Despite a whopping 28% increase in values in 2013 alone, from a global perspective, Saskatchewan farmland is considered to be very affordable. Couple this with a stable Canadian government, strong financial system, and many other factors, and it’s easy to understand the interest in our agricultural sector. Saskatchewan land prices would undoubtedly be much higher today if not for Saskatchewan’s policy; yet they have still gone up. Determining one single factor for their increase is challenging, but at least part of the increase is certainly due to the change in the policy in 2002 allowing any Canadian interest to acquire land. We would be looking at a very different picture if there were no restrictions at all.
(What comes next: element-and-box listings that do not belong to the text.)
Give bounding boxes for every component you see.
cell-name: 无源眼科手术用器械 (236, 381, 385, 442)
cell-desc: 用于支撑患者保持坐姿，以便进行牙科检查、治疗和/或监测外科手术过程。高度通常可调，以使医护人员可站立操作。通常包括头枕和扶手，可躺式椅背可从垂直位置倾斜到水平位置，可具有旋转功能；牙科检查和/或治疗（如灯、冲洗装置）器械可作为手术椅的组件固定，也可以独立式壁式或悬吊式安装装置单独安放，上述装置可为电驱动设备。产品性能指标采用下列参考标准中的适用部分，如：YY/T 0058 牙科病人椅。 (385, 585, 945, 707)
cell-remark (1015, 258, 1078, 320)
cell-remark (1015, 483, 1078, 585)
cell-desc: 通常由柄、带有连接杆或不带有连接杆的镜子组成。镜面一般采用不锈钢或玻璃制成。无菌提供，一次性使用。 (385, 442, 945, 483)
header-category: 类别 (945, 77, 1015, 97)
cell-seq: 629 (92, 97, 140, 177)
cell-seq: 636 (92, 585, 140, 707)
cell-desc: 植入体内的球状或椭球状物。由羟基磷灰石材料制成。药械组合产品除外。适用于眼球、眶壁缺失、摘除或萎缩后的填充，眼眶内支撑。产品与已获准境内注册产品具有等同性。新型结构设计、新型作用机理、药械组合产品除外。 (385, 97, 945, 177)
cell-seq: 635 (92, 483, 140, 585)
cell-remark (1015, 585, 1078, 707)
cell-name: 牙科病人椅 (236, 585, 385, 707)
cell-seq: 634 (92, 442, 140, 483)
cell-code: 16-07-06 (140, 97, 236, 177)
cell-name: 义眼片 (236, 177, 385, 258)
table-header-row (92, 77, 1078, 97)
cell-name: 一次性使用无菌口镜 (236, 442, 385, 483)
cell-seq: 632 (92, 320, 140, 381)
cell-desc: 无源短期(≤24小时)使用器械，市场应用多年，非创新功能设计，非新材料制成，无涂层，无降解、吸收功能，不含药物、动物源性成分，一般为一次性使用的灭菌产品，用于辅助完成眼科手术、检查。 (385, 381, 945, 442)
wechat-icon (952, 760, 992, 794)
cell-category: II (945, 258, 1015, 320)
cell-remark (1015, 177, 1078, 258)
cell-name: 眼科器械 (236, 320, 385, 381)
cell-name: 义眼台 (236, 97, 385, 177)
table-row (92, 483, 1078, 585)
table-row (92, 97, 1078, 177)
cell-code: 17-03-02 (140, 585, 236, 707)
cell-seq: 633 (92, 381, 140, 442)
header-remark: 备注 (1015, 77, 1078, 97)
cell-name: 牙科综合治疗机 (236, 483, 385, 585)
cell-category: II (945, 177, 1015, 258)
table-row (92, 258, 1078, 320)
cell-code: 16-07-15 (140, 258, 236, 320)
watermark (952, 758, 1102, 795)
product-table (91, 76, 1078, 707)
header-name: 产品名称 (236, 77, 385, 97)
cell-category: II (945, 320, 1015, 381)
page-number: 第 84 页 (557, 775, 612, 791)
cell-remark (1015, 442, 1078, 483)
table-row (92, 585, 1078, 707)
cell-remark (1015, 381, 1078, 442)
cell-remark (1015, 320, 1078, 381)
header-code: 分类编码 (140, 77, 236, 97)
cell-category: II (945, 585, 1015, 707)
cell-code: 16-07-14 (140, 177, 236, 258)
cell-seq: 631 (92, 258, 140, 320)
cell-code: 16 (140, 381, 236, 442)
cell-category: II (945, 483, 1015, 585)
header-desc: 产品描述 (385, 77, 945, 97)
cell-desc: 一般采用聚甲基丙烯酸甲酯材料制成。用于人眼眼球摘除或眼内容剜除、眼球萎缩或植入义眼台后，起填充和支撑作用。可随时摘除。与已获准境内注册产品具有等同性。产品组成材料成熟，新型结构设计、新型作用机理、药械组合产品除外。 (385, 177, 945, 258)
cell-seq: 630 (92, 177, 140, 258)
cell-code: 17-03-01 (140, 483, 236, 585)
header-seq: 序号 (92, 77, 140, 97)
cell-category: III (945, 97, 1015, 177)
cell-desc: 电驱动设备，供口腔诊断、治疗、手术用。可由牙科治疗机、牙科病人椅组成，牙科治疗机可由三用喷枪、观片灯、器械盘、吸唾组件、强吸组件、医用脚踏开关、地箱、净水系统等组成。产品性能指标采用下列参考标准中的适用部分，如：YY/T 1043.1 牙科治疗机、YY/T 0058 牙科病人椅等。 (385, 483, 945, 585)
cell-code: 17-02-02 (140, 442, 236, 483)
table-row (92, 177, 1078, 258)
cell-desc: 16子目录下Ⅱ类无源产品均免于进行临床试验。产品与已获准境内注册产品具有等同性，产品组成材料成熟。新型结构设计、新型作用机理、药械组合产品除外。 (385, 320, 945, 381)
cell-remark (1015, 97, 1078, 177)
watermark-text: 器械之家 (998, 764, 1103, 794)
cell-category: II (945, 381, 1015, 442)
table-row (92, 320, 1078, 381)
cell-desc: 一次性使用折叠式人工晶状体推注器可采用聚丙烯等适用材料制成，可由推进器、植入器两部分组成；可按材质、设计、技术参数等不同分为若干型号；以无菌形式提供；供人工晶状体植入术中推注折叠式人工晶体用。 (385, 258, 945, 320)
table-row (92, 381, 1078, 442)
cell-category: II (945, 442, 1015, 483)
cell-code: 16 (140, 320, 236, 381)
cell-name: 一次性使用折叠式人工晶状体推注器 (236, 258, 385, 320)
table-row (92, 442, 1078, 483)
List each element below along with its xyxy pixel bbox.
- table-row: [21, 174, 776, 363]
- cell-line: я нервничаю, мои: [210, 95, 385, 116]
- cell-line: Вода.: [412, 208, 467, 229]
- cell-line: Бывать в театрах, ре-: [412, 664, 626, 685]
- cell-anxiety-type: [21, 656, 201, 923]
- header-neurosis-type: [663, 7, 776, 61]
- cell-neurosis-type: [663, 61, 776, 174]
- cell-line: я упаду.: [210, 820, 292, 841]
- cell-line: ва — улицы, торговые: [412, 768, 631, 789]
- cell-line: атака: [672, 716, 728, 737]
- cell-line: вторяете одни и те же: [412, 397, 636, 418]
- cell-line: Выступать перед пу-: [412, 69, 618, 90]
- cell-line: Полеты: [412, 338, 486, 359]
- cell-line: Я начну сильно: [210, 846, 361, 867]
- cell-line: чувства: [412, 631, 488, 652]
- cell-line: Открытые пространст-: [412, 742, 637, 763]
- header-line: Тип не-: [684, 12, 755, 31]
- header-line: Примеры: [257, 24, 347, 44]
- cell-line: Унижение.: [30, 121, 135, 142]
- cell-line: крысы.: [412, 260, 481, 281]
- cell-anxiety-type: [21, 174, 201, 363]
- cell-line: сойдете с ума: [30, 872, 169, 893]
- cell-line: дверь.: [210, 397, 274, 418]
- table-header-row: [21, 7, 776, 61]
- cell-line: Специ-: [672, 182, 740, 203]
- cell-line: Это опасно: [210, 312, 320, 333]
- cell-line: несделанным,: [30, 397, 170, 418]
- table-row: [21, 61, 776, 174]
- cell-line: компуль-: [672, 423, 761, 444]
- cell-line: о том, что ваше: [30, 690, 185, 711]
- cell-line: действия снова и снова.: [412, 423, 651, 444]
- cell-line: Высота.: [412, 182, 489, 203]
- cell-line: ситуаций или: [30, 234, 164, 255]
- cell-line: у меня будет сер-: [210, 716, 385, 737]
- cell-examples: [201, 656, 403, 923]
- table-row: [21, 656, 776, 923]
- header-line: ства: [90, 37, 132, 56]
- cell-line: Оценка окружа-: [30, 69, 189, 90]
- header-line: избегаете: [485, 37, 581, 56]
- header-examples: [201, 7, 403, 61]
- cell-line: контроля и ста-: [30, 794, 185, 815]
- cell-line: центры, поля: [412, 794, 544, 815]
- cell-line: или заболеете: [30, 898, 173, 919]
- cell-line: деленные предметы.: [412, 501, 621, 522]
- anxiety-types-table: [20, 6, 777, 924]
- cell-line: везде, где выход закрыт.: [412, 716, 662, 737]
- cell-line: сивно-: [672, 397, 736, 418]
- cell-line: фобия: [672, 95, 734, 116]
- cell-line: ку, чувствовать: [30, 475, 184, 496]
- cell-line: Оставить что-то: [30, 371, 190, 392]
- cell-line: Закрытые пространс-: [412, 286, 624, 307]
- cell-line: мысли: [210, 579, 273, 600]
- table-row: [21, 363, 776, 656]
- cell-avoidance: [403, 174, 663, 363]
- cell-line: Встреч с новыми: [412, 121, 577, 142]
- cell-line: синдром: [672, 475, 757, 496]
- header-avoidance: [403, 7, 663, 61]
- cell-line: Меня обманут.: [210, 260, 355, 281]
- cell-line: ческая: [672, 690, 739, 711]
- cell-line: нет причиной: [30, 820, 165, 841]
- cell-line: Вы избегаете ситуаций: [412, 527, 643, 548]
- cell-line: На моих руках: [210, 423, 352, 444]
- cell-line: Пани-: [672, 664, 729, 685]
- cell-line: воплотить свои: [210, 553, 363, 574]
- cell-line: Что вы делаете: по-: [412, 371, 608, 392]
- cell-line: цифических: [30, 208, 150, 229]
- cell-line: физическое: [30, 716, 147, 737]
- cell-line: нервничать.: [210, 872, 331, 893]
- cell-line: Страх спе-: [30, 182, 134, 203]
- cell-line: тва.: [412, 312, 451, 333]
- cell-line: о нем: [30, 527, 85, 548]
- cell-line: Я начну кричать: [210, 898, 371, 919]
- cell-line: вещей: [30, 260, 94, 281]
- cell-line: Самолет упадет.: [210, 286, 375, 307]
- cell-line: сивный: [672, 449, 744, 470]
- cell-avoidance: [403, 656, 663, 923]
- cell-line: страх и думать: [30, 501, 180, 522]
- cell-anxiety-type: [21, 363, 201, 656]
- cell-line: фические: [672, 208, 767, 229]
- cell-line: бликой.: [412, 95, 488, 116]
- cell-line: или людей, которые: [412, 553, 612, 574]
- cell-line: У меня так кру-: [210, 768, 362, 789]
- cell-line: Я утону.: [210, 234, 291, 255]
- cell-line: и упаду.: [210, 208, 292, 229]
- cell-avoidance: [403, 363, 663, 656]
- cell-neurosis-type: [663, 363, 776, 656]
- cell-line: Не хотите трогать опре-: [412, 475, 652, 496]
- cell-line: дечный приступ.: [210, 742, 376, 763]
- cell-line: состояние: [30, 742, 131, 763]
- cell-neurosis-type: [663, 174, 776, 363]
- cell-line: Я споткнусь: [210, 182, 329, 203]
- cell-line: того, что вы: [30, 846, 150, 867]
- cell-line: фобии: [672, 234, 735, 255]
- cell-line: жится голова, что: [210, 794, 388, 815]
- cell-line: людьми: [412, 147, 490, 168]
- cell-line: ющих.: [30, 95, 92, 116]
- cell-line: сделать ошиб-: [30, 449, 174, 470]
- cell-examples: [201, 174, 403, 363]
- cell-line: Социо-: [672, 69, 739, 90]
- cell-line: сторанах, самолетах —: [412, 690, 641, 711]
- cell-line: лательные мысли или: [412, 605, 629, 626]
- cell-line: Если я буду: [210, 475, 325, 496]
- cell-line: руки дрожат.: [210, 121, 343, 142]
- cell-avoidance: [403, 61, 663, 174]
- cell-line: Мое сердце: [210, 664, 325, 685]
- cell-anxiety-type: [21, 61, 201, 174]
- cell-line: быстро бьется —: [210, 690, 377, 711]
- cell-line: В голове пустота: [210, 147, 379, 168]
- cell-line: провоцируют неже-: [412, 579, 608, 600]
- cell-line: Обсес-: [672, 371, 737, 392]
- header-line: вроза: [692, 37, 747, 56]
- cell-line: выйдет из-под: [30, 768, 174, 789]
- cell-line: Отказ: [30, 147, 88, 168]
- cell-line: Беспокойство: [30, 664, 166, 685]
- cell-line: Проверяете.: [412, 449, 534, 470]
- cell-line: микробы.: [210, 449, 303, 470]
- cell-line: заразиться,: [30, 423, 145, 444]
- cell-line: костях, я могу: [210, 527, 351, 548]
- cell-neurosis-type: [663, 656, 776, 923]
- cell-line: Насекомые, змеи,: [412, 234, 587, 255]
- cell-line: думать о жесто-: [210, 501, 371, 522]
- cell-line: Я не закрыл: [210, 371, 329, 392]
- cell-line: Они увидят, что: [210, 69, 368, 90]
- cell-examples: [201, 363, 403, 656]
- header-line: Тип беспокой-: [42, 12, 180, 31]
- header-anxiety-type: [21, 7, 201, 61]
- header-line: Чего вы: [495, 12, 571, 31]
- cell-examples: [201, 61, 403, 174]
It is interesting that many of our provinces felt it was important to develop foreign ownership restrictions on agricultural land. The protection and control of our food supply is deemed to be important to the economic welfare, the social fabric, and the safety of many of our communities, yet when it comes to other asset classes, there is no such consideration.
Without respect to subsidies or tariffs on agricultural products, goods, for the most part, enter into the supply of global trade. Regardless of who is producing these assets they should ultimately have a similar retail price within given economic regions. As a Canadian consumer, the price of wheat will generally be the price of wheat regardless of who is producing it, and, most significantly, where it is produced – until supply and demand variables change considerably.
Perhaps what we should be considering when thinking about real estate is the ‘product’ that is consumed. The product produced by agricultural land can be consumed globally, but the same can’t be said about residential housing. If foreign investment raises local prices beyond the reach of those tied to the local economy, at a certain point there are no more tradeoffs and concessions that certain economic classes can make. That is, those that are financially unable to afford housing will simply leave the region. Housing is not a good you can import – unlike apples from Washington State or grapes from Chile, goods that are also produced here.
Our politicians enacted effective legislation to protect our farmland – and food security – from foreign investment and control. This protection was obviously put in place with good reason. Some would suggest that Vancouver, and perhaps Toronto as well, is facing a crisis in housing affordability. Whether or not domestic housing values are related to foreign investment has not yet been objectively determined. The fact remains that real estate is becoming increasingly globalized, and with this globalization comes a host of factors that will continue to shape our policies, communities, and, quite possibly, what we eat. Whether or not we enact legislation to control these factors is food for thought.